When I tell people I’m a self-published author, I get:
- Oh, so self published. So, not like a real author.
- Omg that’s great! I can’t believe you’re brave enough to do that.
When I tell people I’m back in college, I get:
- In your thirties?
- Nice. It’s never too late to go back. What’s your major?
When I tell people I’m not married (and no kids), I get:
- Don’t worry, it will happen someday.
- I bet that’s nice too. Marriage and kids are not for everyone.
On and on, you can do that with any aspect of my life, and I’ll either get a sad “aww” or a “way to go!”
Then how do I measure whether I’m failing or succeeding?
By not listening to any of that, and instead listening to what’s inside.
Yep, cheesy as that sounds. I cannot measure my life against other people’s opinions, because they range from good to bad. To some, I’m living the dream. To others, omg I’m not a bestselling author who is married and has 3 wonderful children and, and, and…
So, here’s my answer:
I felt like a failure, for a long time. I was an alcoholic in my 20’s, making terrible choices, and going nowhere in life. I never had a good relationship (when I managed to even have one). I was just some party girl planning my life around hangovers.
I wanted to change that.
I am sober now. I have hobbies, a dog, and a partner whom I love very much. I’m back at school, working my butt off for that high GPA. I managed to stick with it not for one, but two novels, which I published and sent out to the world. I am currently working on two more.
My life feels successful where I am right now. I may not be where others are, but for a lot of things, I don’t want to follow anyone’s footsteps. Marriage sounds nice. Kids? Not so much 😝 Being a bestselling author sounds amazing, so I am working hard to improve my writing (and that is a success, in and of itself, even if it takes time).
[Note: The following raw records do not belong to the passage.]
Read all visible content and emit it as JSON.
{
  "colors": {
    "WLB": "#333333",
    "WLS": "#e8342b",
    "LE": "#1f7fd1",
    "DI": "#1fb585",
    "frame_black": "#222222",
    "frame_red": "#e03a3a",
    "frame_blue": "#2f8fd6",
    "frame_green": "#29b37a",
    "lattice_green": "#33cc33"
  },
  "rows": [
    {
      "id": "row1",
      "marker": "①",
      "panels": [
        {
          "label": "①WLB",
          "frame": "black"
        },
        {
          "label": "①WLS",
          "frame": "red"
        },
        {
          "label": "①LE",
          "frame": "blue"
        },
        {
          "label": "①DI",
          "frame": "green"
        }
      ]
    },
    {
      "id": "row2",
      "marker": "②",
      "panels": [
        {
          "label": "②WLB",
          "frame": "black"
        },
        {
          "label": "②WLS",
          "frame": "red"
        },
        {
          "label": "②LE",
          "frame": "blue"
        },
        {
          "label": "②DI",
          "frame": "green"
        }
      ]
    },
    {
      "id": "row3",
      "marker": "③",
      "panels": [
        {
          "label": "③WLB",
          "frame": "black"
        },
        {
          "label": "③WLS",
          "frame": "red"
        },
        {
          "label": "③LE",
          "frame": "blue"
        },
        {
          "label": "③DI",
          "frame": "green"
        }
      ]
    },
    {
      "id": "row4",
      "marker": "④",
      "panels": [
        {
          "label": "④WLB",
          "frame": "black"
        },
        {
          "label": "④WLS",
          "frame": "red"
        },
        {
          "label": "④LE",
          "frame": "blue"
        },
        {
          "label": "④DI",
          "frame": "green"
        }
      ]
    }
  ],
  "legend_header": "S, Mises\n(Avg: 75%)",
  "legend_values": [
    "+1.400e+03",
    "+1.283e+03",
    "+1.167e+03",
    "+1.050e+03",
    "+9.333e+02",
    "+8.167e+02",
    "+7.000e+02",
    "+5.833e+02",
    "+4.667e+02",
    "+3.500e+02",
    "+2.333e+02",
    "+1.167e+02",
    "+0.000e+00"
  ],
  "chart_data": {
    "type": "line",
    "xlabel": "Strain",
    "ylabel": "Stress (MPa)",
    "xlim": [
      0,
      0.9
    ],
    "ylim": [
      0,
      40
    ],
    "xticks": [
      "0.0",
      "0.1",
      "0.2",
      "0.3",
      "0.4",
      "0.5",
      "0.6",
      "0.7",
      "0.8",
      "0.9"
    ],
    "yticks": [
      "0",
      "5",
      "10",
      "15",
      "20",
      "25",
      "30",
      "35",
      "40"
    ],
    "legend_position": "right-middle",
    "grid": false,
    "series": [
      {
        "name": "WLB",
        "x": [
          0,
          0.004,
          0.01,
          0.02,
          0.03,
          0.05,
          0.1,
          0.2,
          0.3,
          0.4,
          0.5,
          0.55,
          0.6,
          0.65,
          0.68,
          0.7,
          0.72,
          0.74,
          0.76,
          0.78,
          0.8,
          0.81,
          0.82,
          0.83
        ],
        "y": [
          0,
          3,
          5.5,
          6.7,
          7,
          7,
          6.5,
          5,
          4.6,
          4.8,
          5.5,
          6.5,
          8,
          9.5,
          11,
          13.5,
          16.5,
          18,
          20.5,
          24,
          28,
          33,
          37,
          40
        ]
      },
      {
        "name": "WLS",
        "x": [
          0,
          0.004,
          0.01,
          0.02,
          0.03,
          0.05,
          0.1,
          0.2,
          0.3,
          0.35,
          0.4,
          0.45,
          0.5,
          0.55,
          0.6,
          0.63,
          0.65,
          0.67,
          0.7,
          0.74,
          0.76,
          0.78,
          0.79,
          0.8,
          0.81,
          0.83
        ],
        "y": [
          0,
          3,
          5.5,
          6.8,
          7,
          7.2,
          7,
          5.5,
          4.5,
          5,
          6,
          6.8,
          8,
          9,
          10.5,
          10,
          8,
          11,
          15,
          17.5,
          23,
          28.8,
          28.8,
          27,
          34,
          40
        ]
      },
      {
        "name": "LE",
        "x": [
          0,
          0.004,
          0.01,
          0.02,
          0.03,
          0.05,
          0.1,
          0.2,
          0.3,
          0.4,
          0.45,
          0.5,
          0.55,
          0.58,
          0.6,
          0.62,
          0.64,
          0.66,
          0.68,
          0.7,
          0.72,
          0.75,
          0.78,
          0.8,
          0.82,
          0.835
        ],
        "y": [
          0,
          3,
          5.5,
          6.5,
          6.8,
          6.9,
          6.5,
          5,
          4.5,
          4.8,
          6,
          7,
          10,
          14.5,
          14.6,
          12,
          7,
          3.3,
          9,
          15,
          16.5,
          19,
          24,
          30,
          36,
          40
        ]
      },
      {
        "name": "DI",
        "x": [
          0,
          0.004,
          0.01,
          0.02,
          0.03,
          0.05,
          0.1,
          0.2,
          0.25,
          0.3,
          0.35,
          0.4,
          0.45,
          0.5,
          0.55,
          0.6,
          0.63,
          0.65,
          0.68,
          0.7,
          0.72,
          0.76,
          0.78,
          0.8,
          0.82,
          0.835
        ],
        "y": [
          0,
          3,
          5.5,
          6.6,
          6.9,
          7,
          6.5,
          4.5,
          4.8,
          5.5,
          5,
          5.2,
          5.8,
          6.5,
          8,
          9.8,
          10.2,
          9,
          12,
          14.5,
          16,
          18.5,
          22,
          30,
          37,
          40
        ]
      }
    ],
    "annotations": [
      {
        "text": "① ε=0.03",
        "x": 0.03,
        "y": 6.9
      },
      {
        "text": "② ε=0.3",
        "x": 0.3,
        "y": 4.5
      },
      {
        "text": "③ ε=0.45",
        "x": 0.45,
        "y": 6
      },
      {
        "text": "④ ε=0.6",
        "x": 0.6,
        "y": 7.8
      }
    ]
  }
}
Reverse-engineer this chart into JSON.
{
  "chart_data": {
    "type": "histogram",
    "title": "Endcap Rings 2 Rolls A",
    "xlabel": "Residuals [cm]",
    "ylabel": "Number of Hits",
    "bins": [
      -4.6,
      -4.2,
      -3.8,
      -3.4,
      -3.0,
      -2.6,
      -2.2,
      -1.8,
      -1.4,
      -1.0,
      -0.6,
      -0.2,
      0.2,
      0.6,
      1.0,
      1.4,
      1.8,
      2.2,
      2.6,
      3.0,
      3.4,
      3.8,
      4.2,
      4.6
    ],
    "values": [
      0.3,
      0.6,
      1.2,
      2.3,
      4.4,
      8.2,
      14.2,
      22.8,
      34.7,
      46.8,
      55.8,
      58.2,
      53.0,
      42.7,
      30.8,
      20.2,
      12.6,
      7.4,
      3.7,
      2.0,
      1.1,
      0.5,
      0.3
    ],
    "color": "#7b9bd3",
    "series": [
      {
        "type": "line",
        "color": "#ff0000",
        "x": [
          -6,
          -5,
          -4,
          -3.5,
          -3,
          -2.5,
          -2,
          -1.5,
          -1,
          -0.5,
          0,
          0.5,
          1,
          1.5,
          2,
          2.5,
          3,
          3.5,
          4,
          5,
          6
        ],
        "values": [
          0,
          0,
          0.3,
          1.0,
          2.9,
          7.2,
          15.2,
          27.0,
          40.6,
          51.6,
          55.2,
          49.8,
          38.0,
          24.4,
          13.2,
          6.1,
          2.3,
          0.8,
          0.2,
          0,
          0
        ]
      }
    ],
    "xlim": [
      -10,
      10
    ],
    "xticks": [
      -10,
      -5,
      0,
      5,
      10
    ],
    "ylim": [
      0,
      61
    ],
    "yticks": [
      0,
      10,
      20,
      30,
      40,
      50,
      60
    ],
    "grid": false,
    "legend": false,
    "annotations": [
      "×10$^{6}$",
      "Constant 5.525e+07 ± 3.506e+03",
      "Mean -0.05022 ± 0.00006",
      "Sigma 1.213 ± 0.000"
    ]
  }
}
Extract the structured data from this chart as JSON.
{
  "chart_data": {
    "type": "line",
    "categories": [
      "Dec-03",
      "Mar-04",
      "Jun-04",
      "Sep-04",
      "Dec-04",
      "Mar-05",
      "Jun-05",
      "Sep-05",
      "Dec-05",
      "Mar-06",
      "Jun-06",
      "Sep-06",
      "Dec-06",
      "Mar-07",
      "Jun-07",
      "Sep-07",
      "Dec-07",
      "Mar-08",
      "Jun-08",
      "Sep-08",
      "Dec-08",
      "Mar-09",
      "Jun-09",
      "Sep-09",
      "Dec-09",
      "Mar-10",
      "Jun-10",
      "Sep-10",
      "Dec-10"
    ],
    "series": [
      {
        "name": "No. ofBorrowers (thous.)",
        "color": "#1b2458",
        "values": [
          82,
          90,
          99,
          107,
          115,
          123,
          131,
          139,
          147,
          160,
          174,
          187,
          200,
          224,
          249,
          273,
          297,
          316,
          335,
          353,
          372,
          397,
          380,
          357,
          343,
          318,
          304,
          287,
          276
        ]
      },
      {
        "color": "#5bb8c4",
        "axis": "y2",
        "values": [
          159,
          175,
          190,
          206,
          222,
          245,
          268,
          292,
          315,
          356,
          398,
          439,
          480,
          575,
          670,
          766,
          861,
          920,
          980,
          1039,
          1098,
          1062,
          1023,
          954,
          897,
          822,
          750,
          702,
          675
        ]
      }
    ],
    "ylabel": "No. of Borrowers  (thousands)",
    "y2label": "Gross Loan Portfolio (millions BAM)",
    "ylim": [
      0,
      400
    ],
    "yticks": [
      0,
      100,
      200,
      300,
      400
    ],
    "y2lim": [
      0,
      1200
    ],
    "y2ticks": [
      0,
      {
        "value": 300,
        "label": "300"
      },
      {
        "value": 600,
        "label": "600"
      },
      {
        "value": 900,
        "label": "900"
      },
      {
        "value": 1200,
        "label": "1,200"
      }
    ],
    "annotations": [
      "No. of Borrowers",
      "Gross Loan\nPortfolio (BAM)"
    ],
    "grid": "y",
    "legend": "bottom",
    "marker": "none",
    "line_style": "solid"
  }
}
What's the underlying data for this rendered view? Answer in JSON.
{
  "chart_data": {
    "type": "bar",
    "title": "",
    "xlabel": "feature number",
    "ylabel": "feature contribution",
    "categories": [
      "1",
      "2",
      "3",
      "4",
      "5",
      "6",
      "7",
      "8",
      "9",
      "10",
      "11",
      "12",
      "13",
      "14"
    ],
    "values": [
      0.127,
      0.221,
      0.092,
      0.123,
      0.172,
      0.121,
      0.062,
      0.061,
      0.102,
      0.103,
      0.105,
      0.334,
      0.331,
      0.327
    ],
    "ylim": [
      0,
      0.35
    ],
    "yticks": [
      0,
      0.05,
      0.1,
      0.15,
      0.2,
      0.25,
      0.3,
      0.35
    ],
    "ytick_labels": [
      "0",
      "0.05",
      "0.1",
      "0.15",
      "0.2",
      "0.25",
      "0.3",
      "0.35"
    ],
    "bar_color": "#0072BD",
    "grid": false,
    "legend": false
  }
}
Am I inflating my own life? Nope. I just know what I’ve done before and what I’m doing now. I also know that this is my life, and my time, and I need to live the life that feels right to me.
If you’re feeling like a failure right now (and maybe doing some of the same self-destructive crap I did in my 20’s), change. Do things differently. But if you’re already working towards your dreams and living your life, then my friend, you are already a success!